When this situation occurs, it restricts the exporter’s ability to operate flexibly. Meanwhile, the importer gains an advantage; they can book forward, choose when to pay their bills, and adjust the timing of bill retirements according to their needs. The exporter, however, lacks such flexibility. Our argument regarding exchange rates acknowledges this reality. However, the current scenario worsens the issue by forcing exporters to inject dollars into the market when it is unnecessary.
Our request is simple: let the rupee fluctuate naturally. Whether it strengthens or weakens, we are prepared to adapt. However, we urge for the removal of the restrictions imposed on us.
Currently, we are constrained and unable to secure the best deals due to these limitations. This situation is a market anomaly that needs addressing. The regulations were implemented two years ago when the country faced a different foreign exchange landscape. Today, the situation has reversed. Commercial and industry banks are overwhelmed with dollars due to decreased imports, resulting in minimal demand. Consequently, the mandatory conversion requirement for exporters worsened the situation.
One aspect worth mentioning is that when the rupee depreciates, exporters may indeed benefit financially. However, it’s important to recognise that exporters also face significant expenses, particularly in terms of labour compensation and ensuring employees can meet their living expenses. Unfortunately, when the rupee strengthens, these expenses do not decrease accordingly.
To what extent is the Sri Lankan apparel sector affected by brain drain in both labour and executive levels or managerial employment aspects?
Labour-level shortages have never been a significant issue for us. At the executive and managerial levels, we often observe those who work overseas. It’s worth noting that many Sri Lankans already work in countries like Bangladesh and other manufacturing nations. Therefore, labour mobility has always been a factor we must address. This is why we closely collaborate with educational institutions to ensure a steady stream of individuals entering the apparel sector. Despite these challenges, brain drain is not a major concern for us.
What policy changes do you anticipate to prioritise export-led growth of the apparel sector, ensure the inflow of vital export earnings, and encourage investments in the future?
I believe there are several factors to be considered. Firstly, when it comes to trade agreements, they must be established with countries that we can effectively trade with. Additionally, if we are advocating for the country to increase its exports in general, we need a system that incentivises individuals to enter the export market. Currently, there is a lack of incentivisation for individuals to engage in exports, and this needs to change.
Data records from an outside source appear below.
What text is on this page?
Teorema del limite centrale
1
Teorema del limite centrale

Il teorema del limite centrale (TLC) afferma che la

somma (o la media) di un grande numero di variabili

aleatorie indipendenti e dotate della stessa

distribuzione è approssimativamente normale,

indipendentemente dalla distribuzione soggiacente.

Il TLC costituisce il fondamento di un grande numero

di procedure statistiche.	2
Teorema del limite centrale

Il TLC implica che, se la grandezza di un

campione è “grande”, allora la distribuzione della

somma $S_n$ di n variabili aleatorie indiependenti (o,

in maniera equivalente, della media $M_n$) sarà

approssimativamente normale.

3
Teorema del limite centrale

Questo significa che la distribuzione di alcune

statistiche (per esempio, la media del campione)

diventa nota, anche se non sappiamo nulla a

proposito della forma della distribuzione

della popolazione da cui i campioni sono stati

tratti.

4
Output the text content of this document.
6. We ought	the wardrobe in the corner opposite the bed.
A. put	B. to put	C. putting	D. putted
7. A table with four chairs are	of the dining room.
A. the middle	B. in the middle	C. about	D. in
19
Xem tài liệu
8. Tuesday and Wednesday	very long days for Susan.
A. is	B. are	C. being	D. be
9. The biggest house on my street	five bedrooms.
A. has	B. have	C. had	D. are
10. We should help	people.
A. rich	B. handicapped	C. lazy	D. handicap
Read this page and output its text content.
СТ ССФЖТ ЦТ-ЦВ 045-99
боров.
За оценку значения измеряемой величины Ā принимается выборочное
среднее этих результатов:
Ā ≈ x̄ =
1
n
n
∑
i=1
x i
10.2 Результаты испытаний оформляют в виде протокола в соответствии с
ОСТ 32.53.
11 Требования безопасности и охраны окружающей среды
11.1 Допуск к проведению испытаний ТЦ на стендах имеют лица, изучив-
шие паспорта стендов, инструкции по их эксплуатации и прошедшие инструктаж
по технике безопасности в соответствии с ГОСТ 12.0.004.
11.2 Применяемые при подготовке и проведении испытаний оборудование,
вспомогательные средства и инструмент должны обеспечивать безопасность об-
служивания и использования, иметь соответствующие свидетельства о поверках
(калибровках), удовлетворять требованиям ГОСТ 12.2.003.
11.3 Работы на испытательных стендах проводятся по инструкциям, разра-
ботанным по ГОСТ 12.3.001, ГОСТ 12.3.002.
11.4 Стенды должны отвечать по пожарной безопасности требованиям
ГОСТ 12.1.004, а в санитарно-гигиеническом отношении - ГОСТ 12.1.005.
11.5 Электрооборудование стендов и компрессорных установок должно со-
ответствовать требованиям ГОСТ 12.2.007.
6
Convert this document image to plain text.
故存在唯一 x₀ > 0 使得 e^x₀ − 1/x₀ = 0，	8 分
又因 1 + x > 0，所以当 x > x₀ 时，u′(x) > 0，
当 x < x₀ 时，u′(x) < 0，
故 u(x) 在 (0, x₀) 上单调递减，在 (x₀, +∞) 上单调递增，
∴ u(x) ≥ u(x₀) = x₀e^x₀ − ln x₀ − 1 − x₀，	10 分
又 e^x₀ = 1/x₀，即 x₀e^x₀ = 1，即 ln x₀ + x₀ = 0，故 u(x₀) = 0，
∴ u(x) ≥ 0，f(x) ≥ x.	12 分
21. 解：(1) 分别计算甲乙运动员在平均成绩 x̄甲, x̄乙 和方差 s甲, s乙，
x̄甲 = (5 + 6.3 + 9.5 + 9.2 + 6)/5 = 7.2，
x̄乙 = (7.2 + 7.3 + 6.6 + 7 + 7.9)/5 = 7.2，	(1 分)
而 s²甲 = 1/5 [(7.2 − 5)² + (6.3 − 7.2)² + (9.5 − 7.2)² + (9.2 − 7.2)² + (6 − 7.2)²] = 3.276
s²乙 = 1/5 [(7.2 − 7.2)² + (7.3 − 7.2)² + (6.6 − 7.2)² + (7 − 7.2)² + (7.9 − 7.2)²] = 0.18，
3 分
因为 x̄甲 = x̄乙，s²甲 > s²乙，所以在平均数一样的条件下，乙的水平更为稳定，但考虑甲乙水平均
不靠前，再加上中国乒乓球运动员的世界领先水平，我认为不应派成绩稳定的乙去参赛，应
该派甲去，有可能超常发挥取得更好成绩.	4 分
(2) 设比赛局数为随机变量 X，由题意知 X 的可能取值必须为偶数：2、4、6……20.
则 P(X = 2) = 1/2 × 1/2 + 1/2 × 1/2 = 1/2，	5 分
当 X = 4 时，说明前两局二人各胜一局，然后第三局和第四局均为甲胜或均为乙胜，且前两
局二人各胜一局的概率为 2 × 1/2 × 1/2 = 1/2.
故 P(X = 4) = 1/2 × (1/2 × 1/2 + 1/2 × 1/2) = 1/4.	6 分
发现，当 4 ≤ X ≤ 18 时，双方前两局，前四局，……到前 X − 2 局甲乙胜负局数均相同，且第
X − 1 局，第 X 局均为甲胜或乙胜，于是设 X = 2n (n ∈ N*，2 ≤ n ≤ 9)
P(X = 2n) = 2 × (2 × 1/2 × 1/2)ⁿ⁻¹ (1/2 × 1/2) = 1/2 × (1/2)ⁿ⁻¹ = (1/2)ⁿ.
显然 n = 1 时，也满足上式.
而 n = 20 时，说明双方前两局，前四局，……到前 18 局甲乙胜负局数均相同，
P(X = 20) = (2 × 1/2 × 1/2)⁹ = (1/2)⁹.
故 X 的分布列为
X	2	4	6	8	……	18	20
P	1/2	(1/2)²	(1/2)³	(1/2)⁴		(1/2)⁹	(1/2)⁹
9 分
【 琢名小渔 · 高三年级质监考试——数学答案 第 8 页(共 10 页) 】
There must be policy adjustments that attract investment into the export sector. Many competing countries offer attractive packages to exporters, whether through lower tax rates or other incentives. Without such incentives, domestic manufacturers may be hesitant to enter the export market due to its inherent risks. Therefore, our request is for a policy framework that actively encourages investment in exports.
We also need to ensure that we have an enabling business environment. While there isn’t a specific Ease of Doing Business index, the concept of e-governance and facilitating smooth trade by minimising bureaucratic hurdles is crucial. The Government needs to focus on creating an environment where businesses can set up quickly and easily.
Currently, various restrictions such as the negative list for imports hinder competitiveness in Sri Lanka. To foster growth, we must build a platform that encourages investment in exports by offering attractive incentives. Sri Lanka may not at present offer the most appealing package for businesses. If we want to expand our apparel exports, we must take necessary action to attract investors.